Muszę przyznać, że takie fabuły są dla mnie naprawdę rozluźniające i niezwykle przyjemne. Książkę mogę porównać z prozą Isabell Allende "Podmorska wyspa", która w podobny sposób mnie urzekła i do tej pory ją pamiętam. 

Bardzo odpowiada mi sposób prowadzenia narracji, wątki fabuły, które nie są przypadkowe, bo każdy motyw ma swoją kontynuację. Jestem zachwycona światem przedstawionym z taką dokładnością, że bardzo przyjemnie poruszałam się w obu przestrzeniach literackich, poznając ich charakter i specyficzną obyczajowość, tak różną w tych dwóch przestrzeniach literackich.

Ta książka zawiera w sobie wiele skrajności, ale jest też coś, co łączy całość. To silne kobiety, które są w stanie uporać się z całym nieżyczliwym dla nich światem. Myślę, że to naprawdę dobra książka na jesienne popołudnia i wieczory. Bardzo chętnie przeczytałabym podobną prozę, która w tak dobry sposób buduje literacką przestrzeń. Także zachęcam - zaglądajcie pod okładkę! :)

czwartek, 2 października 2014

Poruszająca proza

"Morelowy sad" Amandy Coplin to książka zadziwiająca. Byłam przekonana, że będę mogła ją sklasyfikować jako babskie, przyjemne czytadło, a tu ogromne zaskoczenie! To naprawdę poruszająca powieść, która z pewnością do łatwych nie należy. Jest też czasem przytłaczająca i irytująca, ale nie potrafiłam się od niej oderwać, bo to pisarski majstersztyk!

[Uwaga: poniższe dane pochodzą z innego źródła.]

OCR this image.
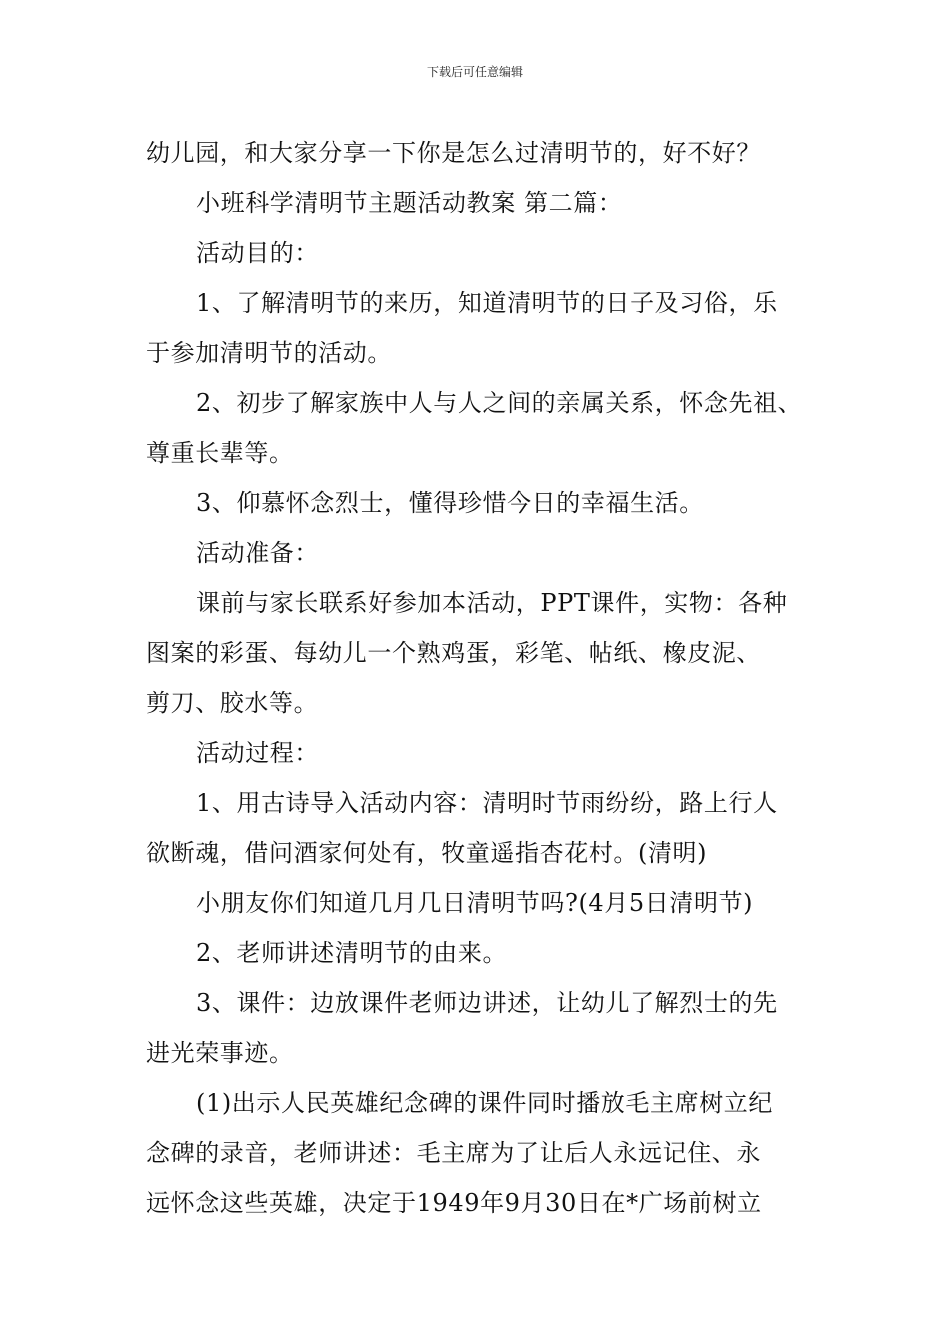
下载后可任意编辑
幼儿园，和大家分享一下你是怎么过清明节的，好不好？
小班科学清明节主题活动教案 第二篇：
活动目的：
1、了解清明节的来历，知道清明节的日子及习俗，乐
于参加清明节的活动。
2、初步了解家族中人与人之间的亲属关系，怀念先祖、
尊重长辈等。
3、仰慕怀念烈士，懂得珍惜今日的幸福生活。
活动准备：
课前与家长联系好参加本活动，PPT课件，实物：各种
图案的彩蛋、每幼儿一个熟鸡蛋，彩笔、帖纸、橡皮泥、
剪刀、胶水等。
活动过程：
1、用古诗导入活动内容：清明时节雨纷纷，路上行人
欲断魂，借问酒家何处有，牧童遥指杏花村。(清明)
小朋友你们知道几月几日清明节吗?(4月5日清明节)
2、老师讲述清明节的由来。
3、课件：边放课件老师边讲述，让幼儿了解烈士的先
进光荣事迹。
(1)出示人民英雄纪念碑的课件同时播放毛主席树立纪
念碑的录音，老师讲述：毛主席为了让后人永远记住、永
远怀念这些英雄，决定于1949年9月30日在*广场前树立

Główny bohater, Talmadge jest człowiekiem, który stroni od ludzi. Pielęgnuje z dala od miasteczka sad, któremu oddaje się bez reszty. Żyje tak do momentu, gdy w jego życiu pojawiają się dwie dziewczynki, skrzywdzone przez życie uciekinierki, obie ciężarne i nieufne wobec każdego, kogo na swojej drodze spotkają. Della, Jane i Talmadge zaczynają tworzyć dziwną relację, która przeradza się w doskonałą i czystą więź, jaką tworzy kochająca się rodzina. Rozumieją się bez słów, choć wiele w życiu przeżyli, cenią dyskrecję i odosobnienie.

To książka o trudnej sztuce życia wraz z kimś innym. Książka o miłości, która tak naprawdę daleka jest od szablonowej relacji, o której możemy przeczytać w romansach. Coplin stworzyła świat z krwi i kości, pełen sprzecznych uczuć i wielu dróg wyboru.

Mam nieodparte poczucie, że tak wielopłaszczyznowej historii nie czytałam dawno. Każdy bohater niesie za sobą do fabuły mnóstwo wartości. Talmadge - ojcowskie przywiązanie, bezinteresowność i zaangażowanie, Della - zagubienie, chęć zemsty i egocentryzm połączony z walką o zakończenie tego, co zaczęło się w przeszłości, zaś Angelene - czystość, miłość i świadomość tego, co nieuniknione.

Główni bohaterowie są solidnie doświadczeni przez życie. Ich egzystencja pełna jest bólu i niezrozumienia dla tego, co dzieje się wokół, ale po etapie żalu, następuje czas na reakcję. Każdy z nich w inny sposób radzi sobie ze światem. Pomaga obcym, chce zmierzyć się z przeszłością, a także walczy o godziwą przyszłość. Ich sposób na życie, ich walka, to wszystko jest godne podziwu. Talmadge, Della i Angelene nie należą do ludzi słabych. Nieodłączną towarzyszką ich doli jest Caroline Middey, która również bezinteresownie pomaga bohaterom "Morelowego sadu".

Myślę, że ta książka pozwala na chwilę refleksji. Przecież tak niewiele trzeba, by okazać innemu człowieczeństwo, a takie to dziś rzadkie i niemodne. To książka właśnie o poczuciu odpowiedzialności za drugiego człowieka, o potrzebie bezinteresowności, gdy w życiu jest źle i o szansie, która tak niewiele kosztuje, a czasem może uratować innego człowieka.

Lekturę gorąco polecam, bo jest to powieść odbiegająca od schematów. Myślę, że warto czytać książki, w których życie nie jest usłane różami, ale jest w nich iskra nadziei w postaci innego bohatera, który potrafi pomóc w sposób zupełnie bezinteresowny.